Все живу в городе. Второй день на новой квартире, на новой для меня — в качестве места жительства новой — Петроградской стороне. Утром выходил, установил, что междугородный телефонный пункт возле. Три раза пытался дозвониться до Комарова, но напрасно. В ожидании пошел по скверу, который больше похож на парк со старыми деревьями, к Петропавловской крепости. Запах клевера. Воскресный народ. В доме еще непривычно.
Опять лежу. Сильные боли в сердце. Спазм коронарных сосудов. Слишком много ходил в городе… Вечером ставили пиявки «на область сердца». Впервые в жизни испытал я это удовольствие. Намазали меня сахарным сиропом в области сердца. И сестра вынула пинцетом из банки, на которой была наклейка «черешня», пять черных гадиков и разложила у меня на груди, по сиропу. Гадики стали капризничать. «Играют», — сказала сестра. Они виляли своими черными тельцами, собирались в кучку. «Любят семейно!» — сказала сестра, распределяя их по указанному врачом участку. Но вот один гадик затих, свернувшись колечком, и я почувствовал жжение, как бы от укуса комара. «Взял», — сказала сестра с облегчением. Взяли и еще три пиявки. Последняя оказалась вялой, болезненной. Самая тощенькая из всех, она только притворялась, что играет, и вытягивалась во всем своем безобразии, и я чувствовал ее липкое, холодное прикосновение. В конце концов сестра выбросила ее обратно в банку. Вот тут и началось ожидание насасывания гада, полагаю, больше двух часов. Я человек неусидчивый. То, что я не сидел, а лежал, мало меняло положение. К концу прошиб меня холодный пот, напала зевота, а пиявки все росли, надувались или пупырились, как говорила сестра. Они залоснились. Стало заметно, что похожи они строением на дождевых червей: кольчатые. Только черные кольца тоньше. И обладали они хоботками, которые становились заметны, когда пробовала сестра пинцетом — не согласятся ли проклятики отвалиться. Вначале сестра развлекала меня разговорами.

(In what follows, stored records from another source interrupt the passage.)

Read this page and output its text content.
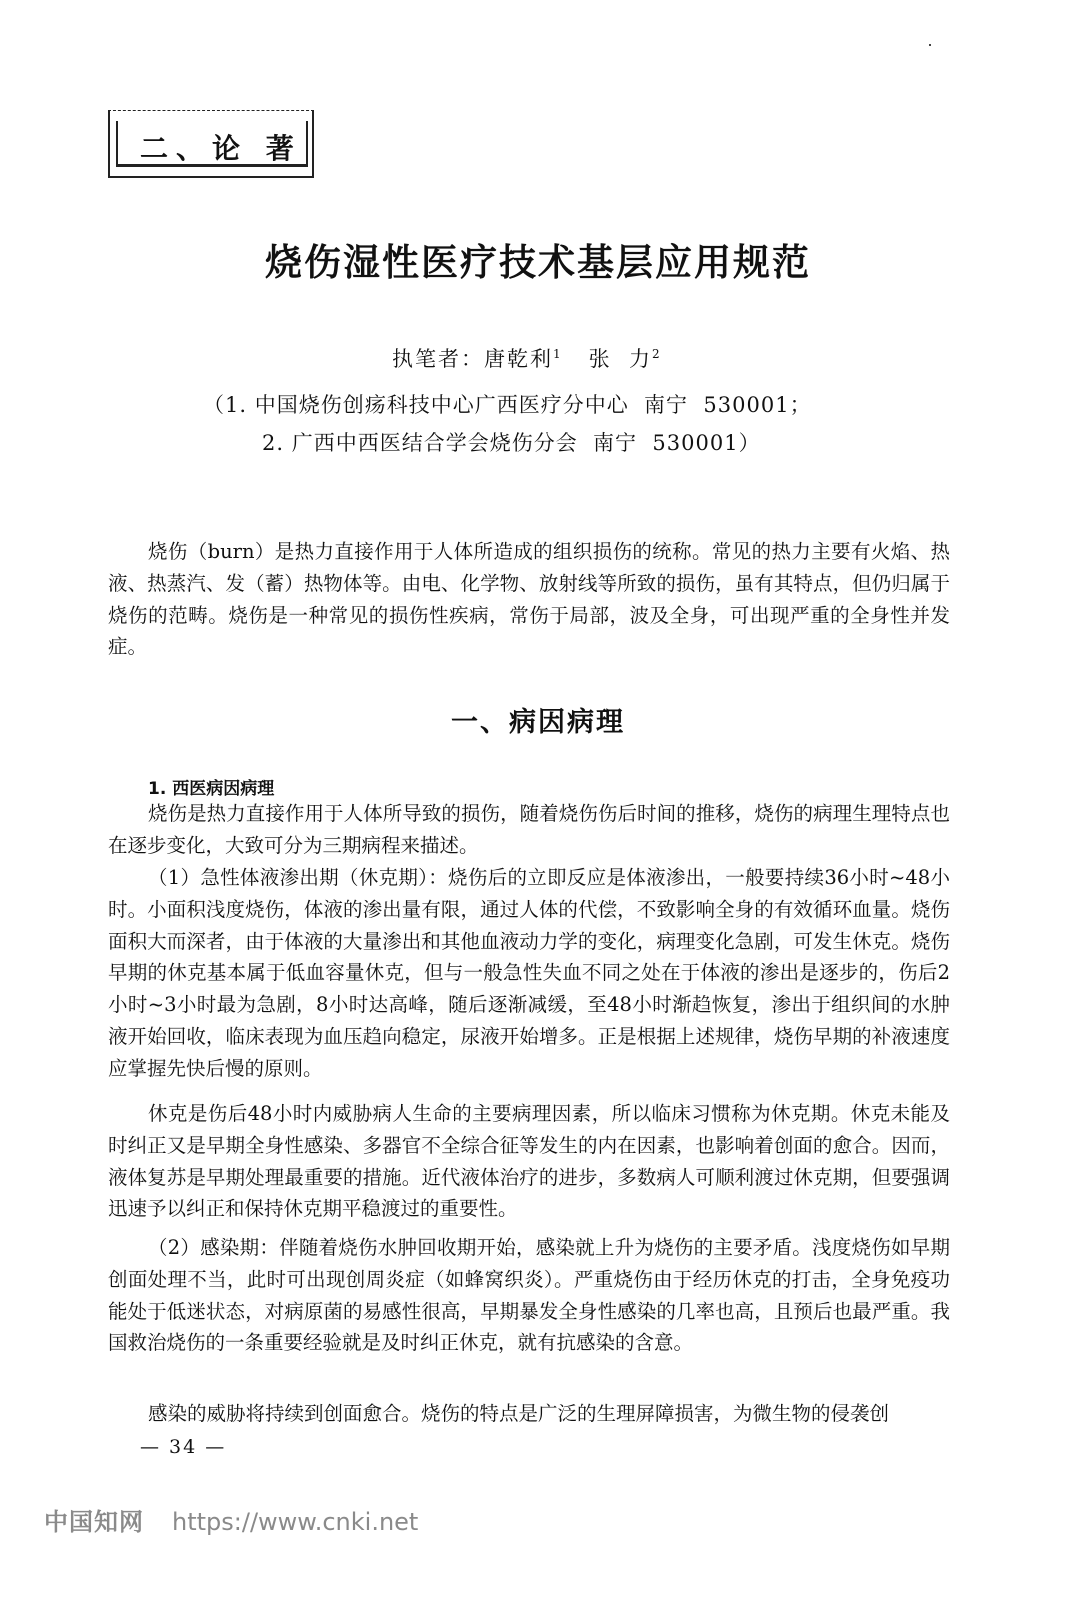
二、论 著
烧伤湿性医疗技术基层应用规范
执笔者：唐乾利$^1$ 张  力$^2$
（1. 中国烧伤创疡科技中心广西医疗分中心  南宁  530001；
2. 广西中西医结合学会烧伤分会  南宁  530001）
烧伤（burn）是热力直接作用于人体所造成的组织损伤的统称。常见的热力主要有火焰、热液、热蒸汽、发（蓄）热物体等。由电、化学物、放射线等所致的损伤，虽有其特点，但仍归属于烧伤的范畴。烧伤是一种常见的损伤性疾病，常伤于局部，波及全身，可出现严重的全身性并发症。
一、病因病理
1. 西医病因病理
烧伤是热力直接作用于人体所导致的损伤，随着烧伤伤后时间的推移，烧伤的病理生理特点也在逐步变化，大致可分为三期病程来描述。
（1）急性体液渗出期（休克期）：烧伤后的立即反应是体液渗出，一般要持续36小时~48小时。小面积浅度烧伤，体液的渗出量有限，通过人体的代偿，不致影响全身的有效循环血量。烧伤面积大而深者，由于体液的大量渗出和其他血液动力学的变化，病理变化急剧，可发生休克。烧伤早期的休克基本属于低血容量休克，但与一般急性失血不同之处在于体液的渗出是逐步的，伤后2小时~3小时最为急剧，8小时达高峰，随后逐渐减缓，至48小时渐趋恢复，渗出于组织间的水肿液开始回收，临床表现为血压趋向稳定，尿液开始增多。正是根据上述规律，烧伤早期的补液速度应掌握先快后慢的原则。
休克是伤后48小时内威胁病人生命的主要病理因素，所以临床习惯称为休克期。休克未能及时纠正又是早期全身性感染、多器官不全综合征等发生的内在因素，也影响着创面的愈合。因而，液体复苏是早期处理最重要的措施。近代液体治疗的进步，多数病人可顺利渡过休克期，但要强调迅速予以纠正和保持休克期平稳渡过的重要性。
（2）感染期：伴随着烧伤水肿回收期开始，感染就上升为烧伤的主要矛盾。浅度烧伤如早期创面处理不当，此时可出现创周炎症（如蜂窝织炎）。严重烧伤由于经历休克的打击，全身免疫功能处于低迷状态，对病原菌的易感性很高，早期暴发全身性感染的几率也高，且预后也最严重。我国救治烧伤的一条重要经验就是及时纠正休克，就有抗感染的含意。
感染的威胁将持续到创面愈合。烧伤的特点是广泛的生理屏障损害，为微生物的侵袭创
— 34 —
中国知网 https://www.cnki.net
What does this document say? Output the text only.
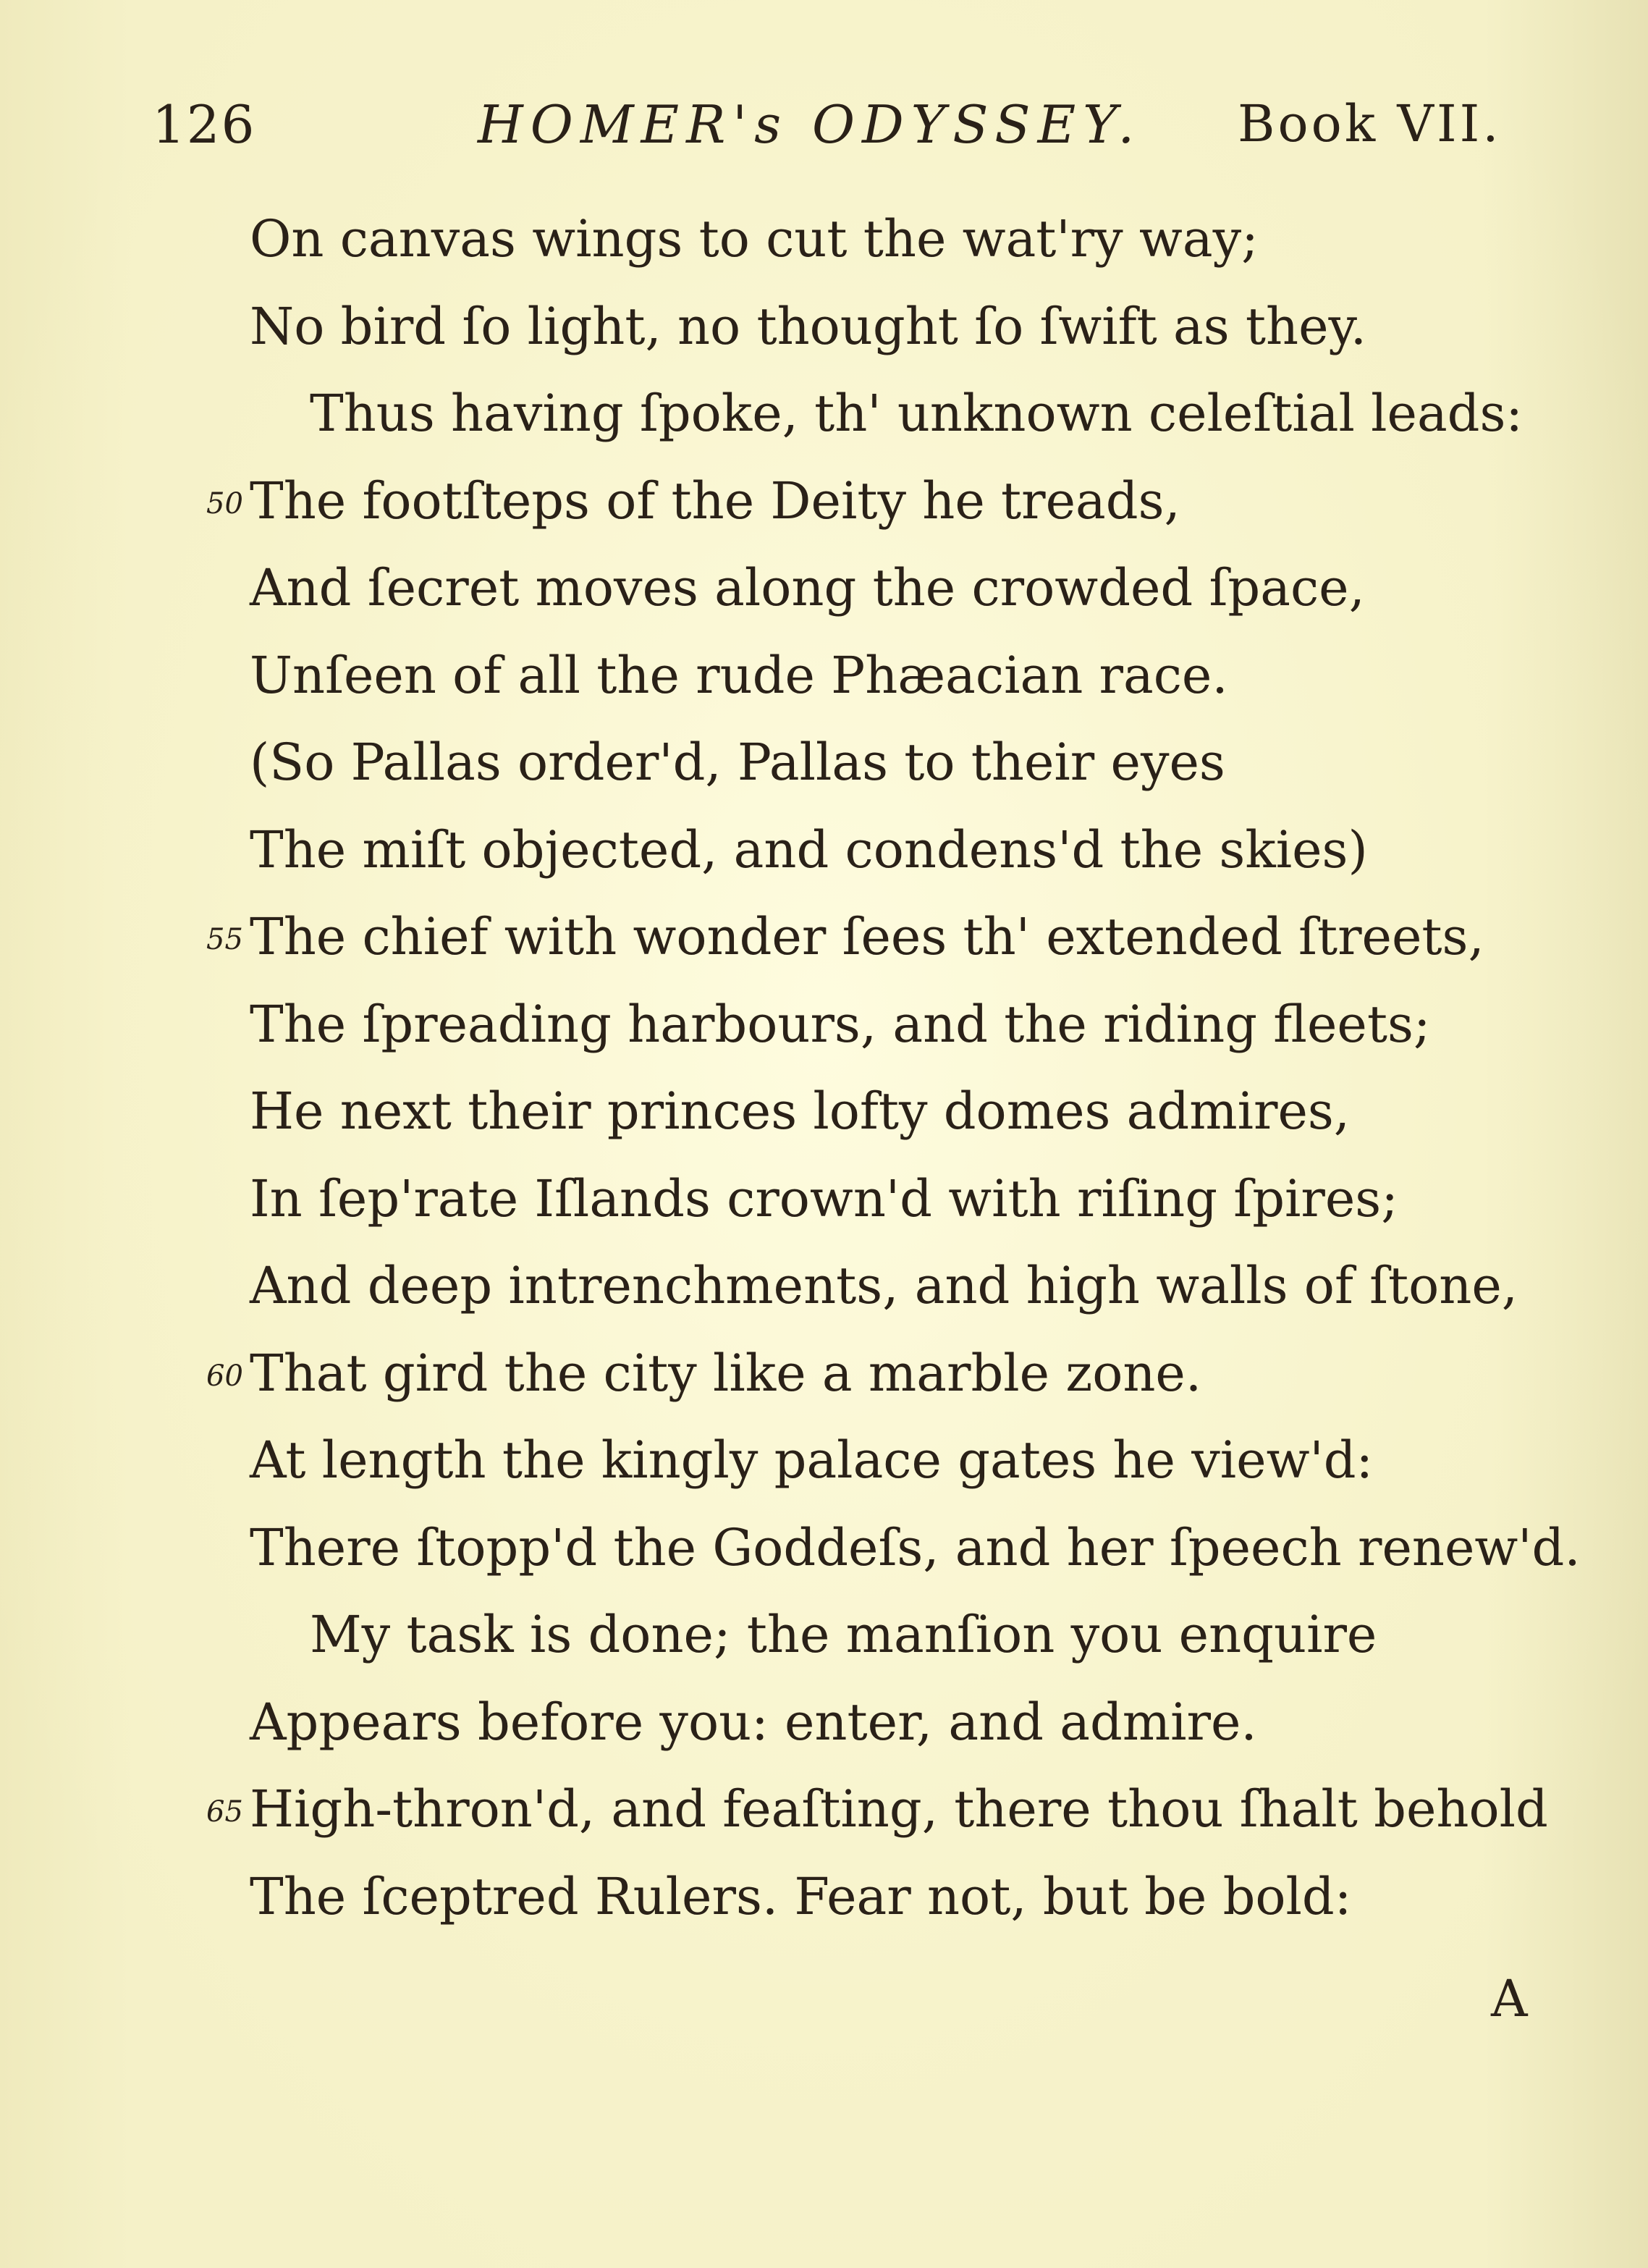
126	HOMER's ODYSSEY. Book VII.
On canvas wings to cut the wat'ry way;
No bird ſo light, no thought ſo ſwift as they.
Thus having ſpoke, th' unknown celeſtial leads:
50 The footſteps of the Deity he treads,
And ſecret moves along the crowded ſpace,
Unſeen of all the rude Phæacian race.
(So Pallas order'd, Pallas to their eyes
The miſt objected, and condens'd the skies)
55 The chief with wonder ſees th' extended ſtreets,
The ſpreading harbours, and the riding fleets;
He next their princes lofty domes admires,
In ſep'rate Iſlands crown'd with riſing ſpires;
And deep intrenchments, and high walls of ſtone,
60 That gird the city like a marble zone.
At length the kingly palace gates he view'd:
There ſtopp'd the Goddeſs, and her ſpeech renew'd.
My task is done; the manſion you enquire
Appears before you: enter, and admire.
65 High-thron'd, and feaſting, there thou ſhalt behold
The ſceptred Rulers. Fear not, but be bold:
A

Рассказала мне сестра, что она из Павловска. Муж с начала войны ушел на фронт и писал ей: «Езжай в Ленинград к моей маме! В Павловске или разбомбят тебя, или попадешь в плен». «Ну я и уехала. А две девчонки соседские пожалели барахло. Уехали сначала со мной, а потом вернулись в Павловск. И пропали. Либо их разбомбило, либо в плену до сих пор». Из дальнейших рассказов, которые длились, пока пиявки пузырились, узнаю я, что сестра в блокаду не эвакуировалась, работала в больнице. И до сих пор, встречая товарищей по работе, радуется, будто встретила родных. С остановившимся лицом сестра сообщает, что муж ее был убит на войне. Но вскоре я узнаю, что она вышла замуж снова. «Он тоже очень хороший человек. Шофер первого автобусного парка. Водит автобус № 5, по правому берегу Невы. Парк их далеко от дома, но есть машина, развозящая шоферов по домам после конца дежурства». Комната у сестры маленькая. Жильцы дружные, но больно уж их много, семь семейств. Сейчас предполагается в доме капитальный ремонт. Кухню будут делать светлую и обещают за счет кухни прибавить им площадь. Если же не прибавят, они будут менять комнату с какой‑нибудь старушкой, живущей высоко. Квартира сестры в бельэтаже. Я слушаю сестру с тем же удовольствием, с каким гляжу в окно на прохожих. Но вот все темы исчерпаны. Сестра уходит пить чай. Возвращается. Потом приносит мне полотенце вытереть пот. Наконец три пиявки отваливаются, а четвертую сестра посыпает, потеряв терпение, солью. И черный гадик, извиваясь и ежась, оставляет меня наконец. Ранки сильно кровоточат. Сестра перевязывает меня. Так кончаются два часа, которые я решил принять не ропща. Сегодня не больно — тень боли. Видимо, я не поправился вполне.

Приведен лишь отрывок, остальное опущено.